Chroniques

par bertrand bolognesi

Thomas Mann
Souffrances et grandeur de Richard Wagner

Omnia Poche / Éditions Bartillat (2026) 120 pages
ISBN 978-2-84100-801-8
Superbe réédition de cett essentiel de Thomas Mann sur Wagner !

La réédition de Souffrances et grandeur de Richard Wagner de Thomas Mann, accompagnée d’une préface très éclairante de Stéphane Pesnel (germaniste et normalien), offre l’occasion de redécouvrir un texte aussi fascinant par son propos esthétique que par le moment historique auquel il appartient. Écrit à la charnière des années 1932-1933, cet essai consacré au Saxon se situe au cœur d’une période décisive pour l’histoire allemande, quelques semaines seulement avant que la prise du pouvoir par le national-socialisme ne bouleverse durablement le destin de l’écrivain.

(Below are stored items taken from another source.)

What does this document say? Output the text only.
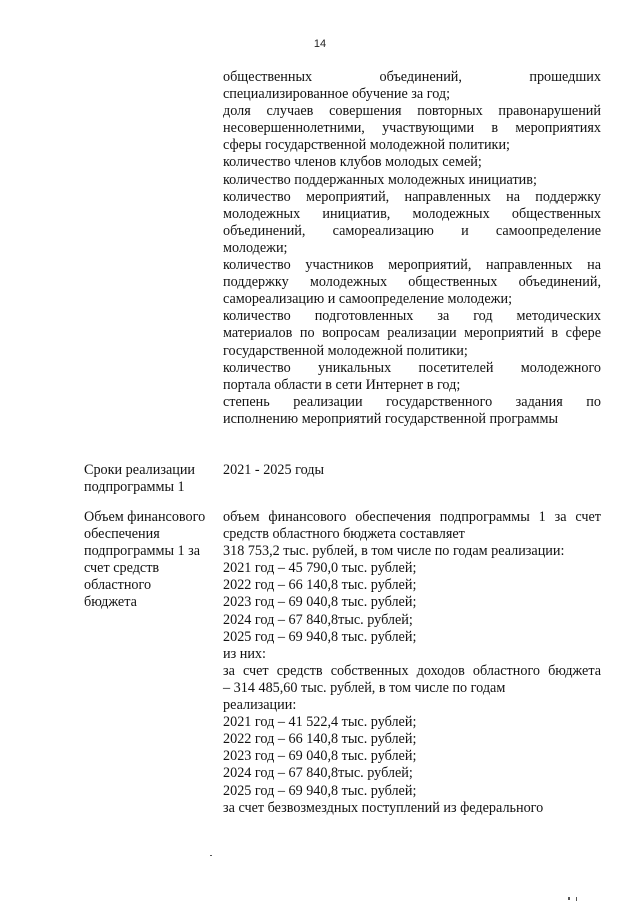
14
общественных объединений, прошедших
специализированное обучение за год;
доля случаев совершения повторных правонарушений
несовершеннолетними, участвующими в мероприятиях
сферы государственной молодежной политики;
количество членов клубов молодых семей;
количество поддержанных молодежных инициатив;
количество мероприятий, направленных на поддержку
молодежных инициатив, молодежных общественных
объединений, самореализацию и самоопределение
молодежи;
количество участников мероприятий, направленных на
поддержку молодежных общественных объединений,
самореализацию и самоопределение молодежи;
количество подготовленных за год методических
материалов по вопросам реализации мероприятий в сфере
государственной молодежной политики;
количество уникальных посетителей молодежного
портала области в сети Интернет в год;
степень реализации государственного задания по
исполнению мероприятий государственной программы
Сроки реализации
подпрограммы 1
2021 - 2025 годы
Объем финансового
обеспечения
подпрограммы 1 за
счет средств
областного
бюджета
объем финансового обеспечения подпрограммы 1 за счет
средств областного бюджета составляет
318 753,2 тыс. рублей, в том числе по годам реализации:
2021 год – 45 790,0 тыс. рублей;
2022 год – 66 140,8 тыс. рублей;
2023 год – 69 040,8 тыс. рублей;
2024 год – 67 840,8тыс. рублей;
2025 год – 69 940,8 тыс. рублей;
из них:
за счет средств собственных доходов областного бюджета
– 314 485,60 тыс. рублей, в том числе по годам
реализации:
2021 год – 41 522,4 тыс. рублей;
2022 год – 66 140,8 тыс. рублей;
2023 год – 69 040,8 тыс. рублей;
2024 год – 67 840,8тыс. рублей;
2025 год – 69 940,8 тыс. рублей;
за счет безвозмездных поступлений из федерального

La préface de Pesnel joue un rôle essentiel en ce qu’elle restitue avec précision les circonstances de le rédaction, d’abord conçue pour uneconférence à prononcer en février 1933 à Munich avant d’être reprise et amplifiée par Mann et devenir l’essai que nous connaissons aujourd’hui. Elle montre combien ce moment est chargé d’ironie tragique : le 30 janvier 1933, jour où Adolf Hitler accède à la chancellerie, l’écrivain apporte les dernières corrections à son discours. Quelques jours plus tard, la conférence prononcée à Munich déclenche un scandale dans les milieux nationalistes et wagnériens les plus réactionnaires. Le propos de Mann n’est toutefois en rien pamphlet politique. Loin de directement viser le nouveau régime, il cherche plutôt à restituer la complexité du phénomène Wagner face aux tentatives d’appropriation idéologique dont le compositeur faisait déjà l’objet dans certains cercles proches de Bayreuth. L’écrivain entend défendre un Wagner européen, héritier de la grande culture romantique et dialoguant avec la philosophie de Schopenhauer comme avec la modernité naissante de la psychanalyse. Ainsi, à rebours d’un wagnérisme nationaliste et raciste, Mann proposait-il une lecture critique quoique admirative, attentive à la fois au génie artistique du compositeur et aux ambiguïtés de son héritage.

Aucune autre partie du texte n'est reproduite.